Schwäbische Zeitung (Tettnang)
Kaufst du noch, oder leihst du schon?
Leihgeschäfte stehen vor dieser Bundesligasaison noch höher im Kurs als sonst
(SID) - James Rodríguez, Serge Gnabry, Douglas Costa und nun vielleicht noch Renato Sanches – der FC Bayern München ist seit diesem Sommer auch der Ausleih-Meister der Bundesliga. Zwar leiht nicht nur der Branchenführer, was das Zeug hält – dennoch gelten die zehn Millionen Euro für zwei Jahre, die Bayern für James an Real Madrid überwiesen hat, in der aktuellen Transferperiode als weltweiter Rekord. Der Kolumbianer ist damit der drittteuerste Leihspieler überhaupt, und doch vergleichsweise ein Schnäppchen.

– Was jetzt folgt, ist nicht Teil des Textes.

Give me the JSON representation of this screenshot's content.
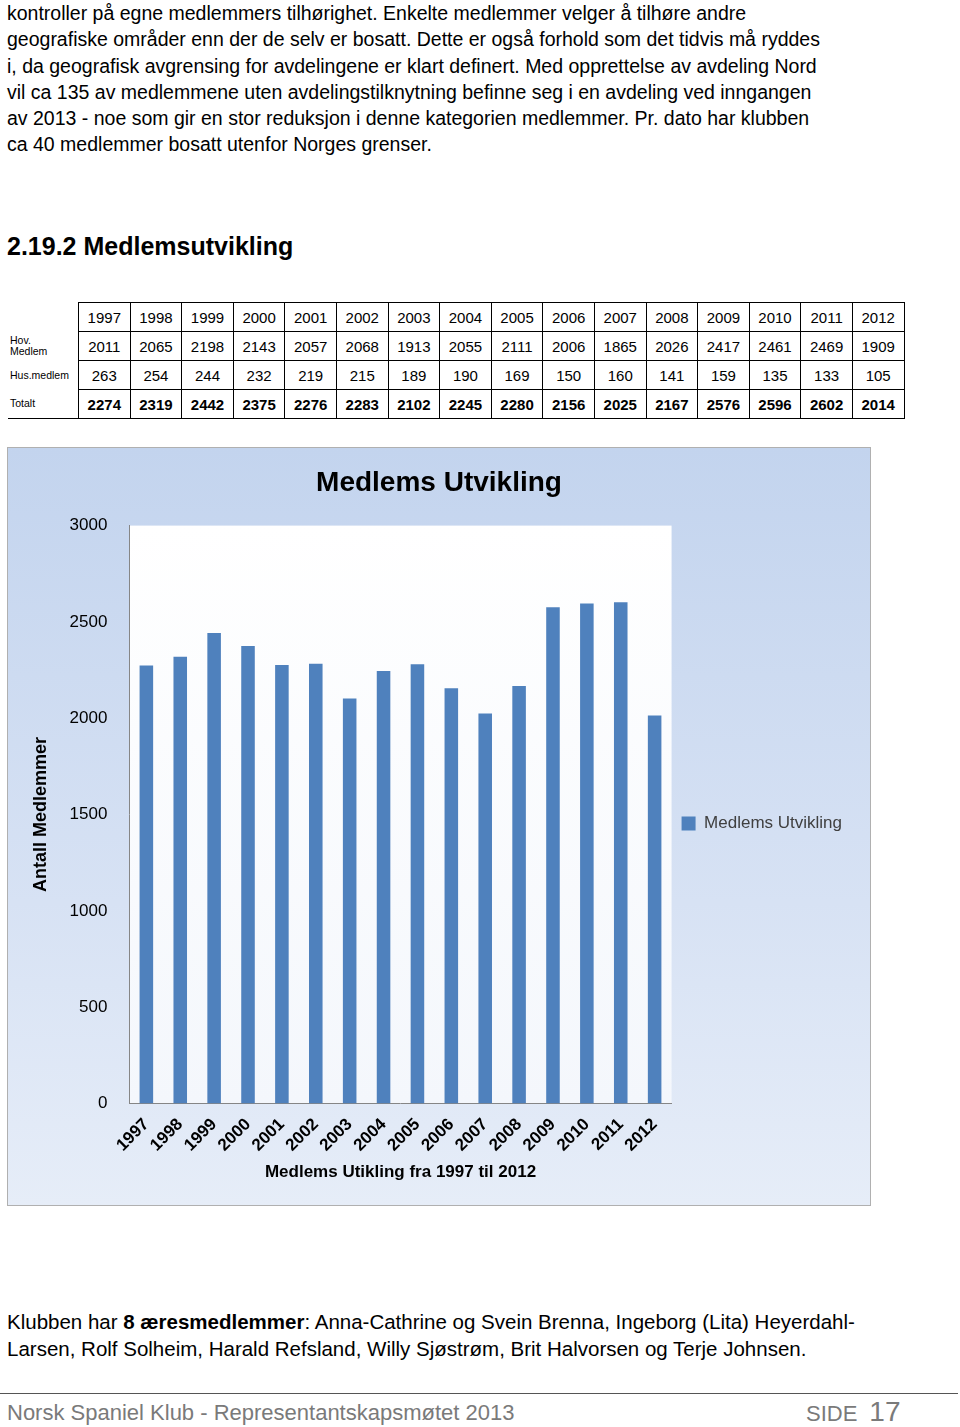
{
  "intro": {
    "lines": [
      "kontroller på egne medlemmers tilhørighet. Enkelte medlemmer velger å tilhøre andre",
      "geografiske områder enn der de selv er bosatt. Dette er også forhold som det tidvis må ryddes",
      "i, da geografisk avgrensing for avdelingene er klart definert. Med opprettelse av avdeling Nord",
      "vil ca 135 av medlemmene uten avdelingstilknytning befinne seg i en avdeling ved inngangen",
      "av 2013 - noe som gir en stor reduksjon i denne kategorien medlemmer. Pr. dato har klubben",
      "ca 40 medlemmer bosatt utenfor Norges grenser."
    ]
  },
  "heading": "2.19.2 Medlemsutvikling",
  "table": {
    "columns": [
      "1997",
      "1998",
      "1999",
      "2000",
      "2001",
      "2002",
      "2003",
      "2004",
      "2005",
      "2006",
      "2007",
      "2008",
      "2009",
      "2010",
      "2011",
      "2012"
    ],
    "rows": [
      {
        "label_lines": [
          "Hov.",
          "Medlem"
        ],
        "values": [
          2011,
          2065,
          2198,
          2143,
          2057,
          2068,
          1913,
          2055,
          2111,
          2006,
          1865,
          2026,
          2417,
          2461,
          2469,
          1909
        ]
      },
      {
        "label_lines": [
          "Hus.medlem"
        ],
        "values": [
          263,
          254,
          244,
          232,
          219,
          215,
          189,
          190,
          169,
          150,
          160,
          141,
          159,
          135,
          133,
          105
        ]
      },
      {
        "label_lines": [
          "Totalt"
        ],
        "values": [
          2274,
          2319,
          2442,
          2375,
          2276,
          2283,
          2102,
          2245,
          2280,
          2156,
          2025,
          2167,
          2576,
          2596,
          2602,
          2014
        ],
        "bold": true
      }
    ]
  },
  "chart_data": {
    "type": "bar",
    "title": "Medlems Utvikling",
    "x_label": "Medlems Utikling fra 1997 til 2012",
    "y_label": "Antall Medlemmer",
    "categories": [
      "1997",
      "1998",
      "1999",
      "2000",
      "2001",
      "2002",
      "2003",
      "2004",
      "2005",
      "2006",
      "2007",
      "2008",
      "2009",
      "2010",
      "2011",
      "2012"
    ],
    "series": [
      {
        "name": "Medlems Utvikling",
        "color": "#4f81bd",
        "values": [
          2274,
          2319,
          2442,
          2375,
          2276,
          2283,
          2102,
          2245,
          2280,
          2156,
          2025,
          2167,
          2576,
          2596,
          2602,
          2014
        ]
      }
    ],
    "ylim": [
      0,
      3000
    ],
    "yticks": [
      0,
      500,
      1000,
      1500,
      2000,
      2500,
      3000
    ],
    "grid": false,
    "legend": "right"
  },
  "outro": {
    "lines": [
      [
        {
          "text": "Klubben har "
        },
        {
          "text": "8 æresmedlemmer",
          "bold": true
        },
        {
          "text": ": Anna-Cathrine og Svein Brenna, Ingeborg (Lita) Heyerdahl-"
        }
      ],
      [
        {
          "text": "Larsen, Rolf Solheim, Harald Refsland, Willy Sjøstrøm, Brit Halvorsen og Terje Johnsen."
        }
      ]
    ]
  },
  "footer": {
    "left": "Norsk Spaniel Klub - Representantskapsmøtet 2013",
    "page_label": "SIDE",
    "page_number": "17"
  }
}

Das florierende Geschäftsmodell an der Säbener Straße ist untrennbar mit dem Namen von Kaderplaner Michael Reschke verbunden. „Mit Blick auf die Bayern denke ich, dass Michael Reschke, der Vorreiter der Leihsystematik, damals in Diensten von Bayer Leverkusen, seine Ideen mitgenommen beziehungsweise in der Zwischenzeit sogar weiterentwickelt hat“, sagt etwa Spielerberater Jörg Neblung.
Laut Neblung wollen aber nicht nur die Bayern in vielen Fällen keine langfristigen Vereinbarungen mit Spielern mehr treffen. „Ich sehe bei den Leihgeschäften schon einen Trend. Aber es gibt keine klare Schematik, denn es gibt ganz unterschiedliche Leihoptionen“, sagt er, „entweder soll ein Talent Spielpraxis erhalten, oder sich ein etablierter Spieler, der wenig Einsatzchancen in seinem Stammverein hat, wieder zurück in den Fokus spielen, oder man findet schlichtweg keine Einigung auf der Verkaufsebene und erwägt eine Leihe mit Kaufoption als Kompromiss.“
Neben der Leihe mit Kaufoption (knapp 40 Millionen Euro im Fall James) gibt es noch weitere Modelle. FRANKFURT So kann eine Kaufoption zur Kaufpflicht werden, wenn ein Profi eine vereinbarte Anzahl von Spielen absolviert. Es kursieren auch Verträge mit einer generellen Kaufpflicht – was im Grunde nichts anderes als eine Ratenzahlung bedeutet. Und es gibt mittlerweile vermehrt Rückkaufklauseln, was den Transfer eines Spielers mehr oder weniger zu einer Leihe umfunktioniert. So oder so heißt es in der Liga: Kaufst du noch, oder leihst du schon?
Auch absolute Spitzenclubs leihen
Früher wurden „Leihgeschäfte gerne von zahlungsschwächeren Vereinen in Erwägung gezogen, weil sie so günstig an hochveranlagte Spieler kommen“, wie Neblung sagt. Und weiter: „Hauptknackpunkt sind meist die Kaufoptionen am Ende der Leihphase, wo sich ein Konsens zwischen abgebenden und aufnehmenden Clubs oft schwierig gestaltet.“
Doch mittlerweile leihen eigentlich alle Clubs – auch, weil selbst absolute Spitzenvereine wegen des explodierenden Marktes nicht immer eben mal 40 bis 50 Millionen Euro auf der hohen Kante haben, um einen einzelnen Spieler aus seinem Vertrag loszueisen. Siehe Juventus, das Bayerns Costa auch darum erst einmal nur ausgeliehen hat. Dass Torjäger Anthony Modeste dagegen nur als Leihspieler vom 1. FC Köln nach China abgewandert ist (sechs Millionen Euro für zwei Jahre), hat allerdings andere Gründe: Seit Juni ist im Reich der Mitte bei Spieler-Importen eine Steuer von 100 Prozent der Ablösesumme fällig, sofern der betroffene Kicker mehr als 5,8 Millionen Euro kostet. So will die Regierung „irrationale Ausgaben“eindämmen.